Job growth in Australia unexpectedly came almost to a standstill in September, with a rise of only 900, compared to market expectations for a gain of about 25 000. Full time jobs rose modestly (13.3k). Part time employment declined. The participation rate stabilized at 66.6%. At the same time, the unemployment rate stayed very low at 3.5%. The labour market gradually moving to a more balanced condition supports the case for the RBA holding to a slower pace of rate hikes. At the October 4 meeting the RBA raised to policy rate by ‘only’ 25 bps to 2.6%, while markets expected a bigger increase. For the next RBA meeting on November 1, the market expects a similar 25 bps step. Despite the softer than expected labour market data, Australian bond yields are rising about 13 bps across the curve this morning on the global market repositioning. AUD/USD dropped to currently trade in the 0.6245 area, with the cycle low set earlier this month at 0.617.

The Bank of Japan this morning announced an unscheduled bond buying operation as the broader rise in global yields pushed the 10-y Japanese government bond yield above the 0.25% cap.
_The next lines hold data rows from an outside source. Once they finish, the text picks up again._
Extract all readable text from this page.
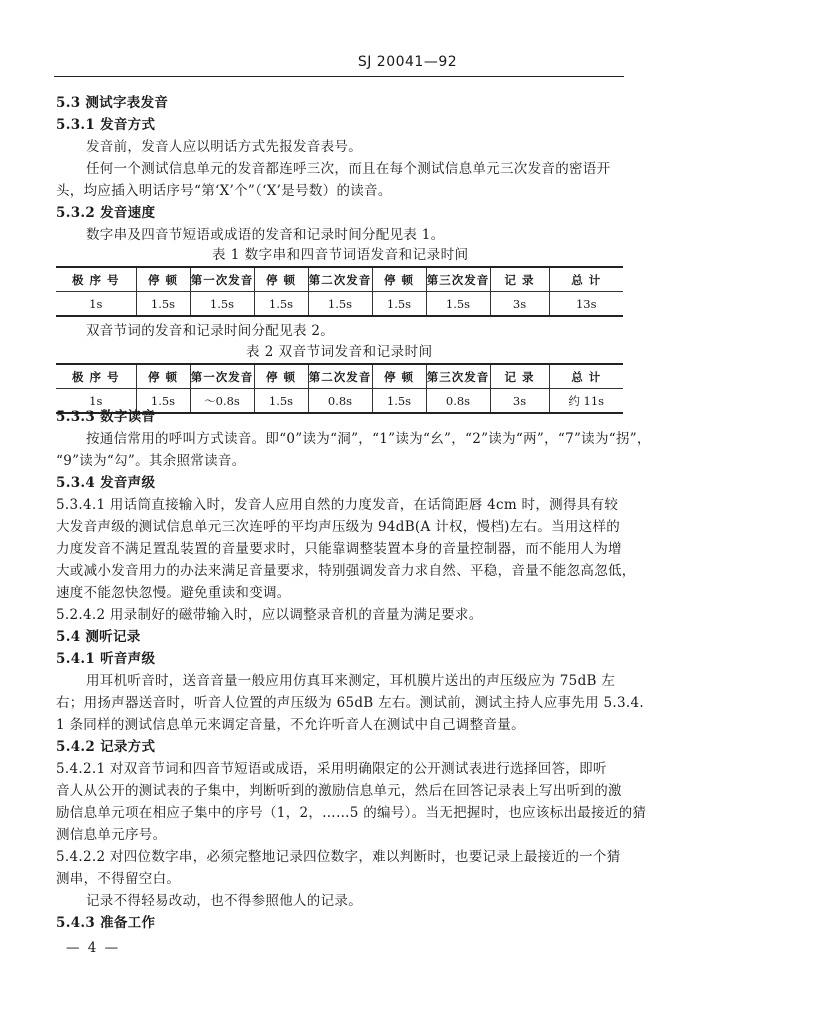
SJ 20041—92
5.3 测试字表发音
5.3.1 发音方式
发音前，发音人应以明话方式先报发音表号。
任何一个测试信息单元的发音都连呼三次，而且在每个测试信息单元三次发音的密语开
头，均应插入明话序号“第‘X’个”（‘X’是号数）的读音。
5.3.2 发音速度
数字串及四音节短语或成语的发音和记录时间分配见表 1。
表 1 数字串和四音节词语发音和记录时间
极 序 号	停 顿	第一次发音	停 顿	第二次发音	停 顿	第三次发音	记 录	总 计
1s	1.5s	1.5s	1.5s	1.5s	1.5s	1.5s	3s	13s
双音节词的发音和记录时间分配见表 2。
表 2 双音节词发音和记录时间
极 序 号	停 顿	第一次发音	停 顿	第二次发音	停 顿	第三次发音	记 录	总 计
1s	1.5s	～0.8s	1.5s	0.8s	1.5s	0.8s	3s	约 11s
5.3.3 数字读音
按通信常用的呼叫方式读音。即“0”读为“洞”，“1”读为“幺”，“2”读为“两”，“7”读为“拐”，
“9”读为“勾”。其余照常读音。
5.3.4 发音声级
5.3.4.1 用话筒直接输入时，发音人应用自然的力度发音，在话筒距唇 4cm 时，测得具有较
大发音声级的测试信息单元三次连呼的平均声压级为 94dB(A 计权，慢档)左右。当用这样的
力度发音不满足置乱装置的音量要求时，只能靠调整装置本身的音量控制器，而不能用人为增
大或减小发音用力的办法来满足音量要求，特别强调发音力求自然、平稳，音量不能忽高忽低，
速度不能忽快忽慢。避免重读和变调。
5.2.4.2 用录制好的磁带输入时，应以调整录音机的音量为满足要求。
5.4 测听记录
5.4.1 听音声级
用耳机听音时，送音音量一般应用仿真耳来测定，耳机膜片送出的声压级应为 75dB 左
右；用扬声器送音时，听音人位置的声压级为 65dB 左右。测试前，测试主持人应事先用 5.3.4.
1 条同样的测试信息单元来调定音量，不允许听音人在测试中自己调整音量。
5.4.2 记录方式
5.4.2.1 对双音节词和四音节短语或成语，采用明确限定的公开测试表进行选择回答，即听
音人从公开的测试表的子集中，判断听到的激励信息单元，然后在回答记录表上写出听到的激
励信息单元项在相应子集中的序号（1，2，……5 的编号）。当无把握时，也应该标出最接近的猜
测信息单元序号。
5.4.2.2 对四位数字串，必须完整地记录四位数字，难以判断时，也要记录上最接近的一个猜
测串，不得留空白。
记录不得轻易改动，也不得参照他人的记录。
5.4.3 准备工作
— 4 —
To prevent a further rise the BOJ announced to buy an unlimited amount of 10-y Notes at a 0.25% yield. The BoJ also intends to by JPY 250 bln of bonds starting from a maturity of 5-year. The operation today illustrates that the BoJ continues to withstand the global trend op yield normalization, which also translates into persistent weakness of the Japanese currency. This weakening in September also resulted in a 44.9% Y/Y rise in the import bill. However, the value of exports also rose to 28.2% to JPY 8.8 trillion record level, slightly easing the adjusted trade deficit to JPY 2.01 trillion.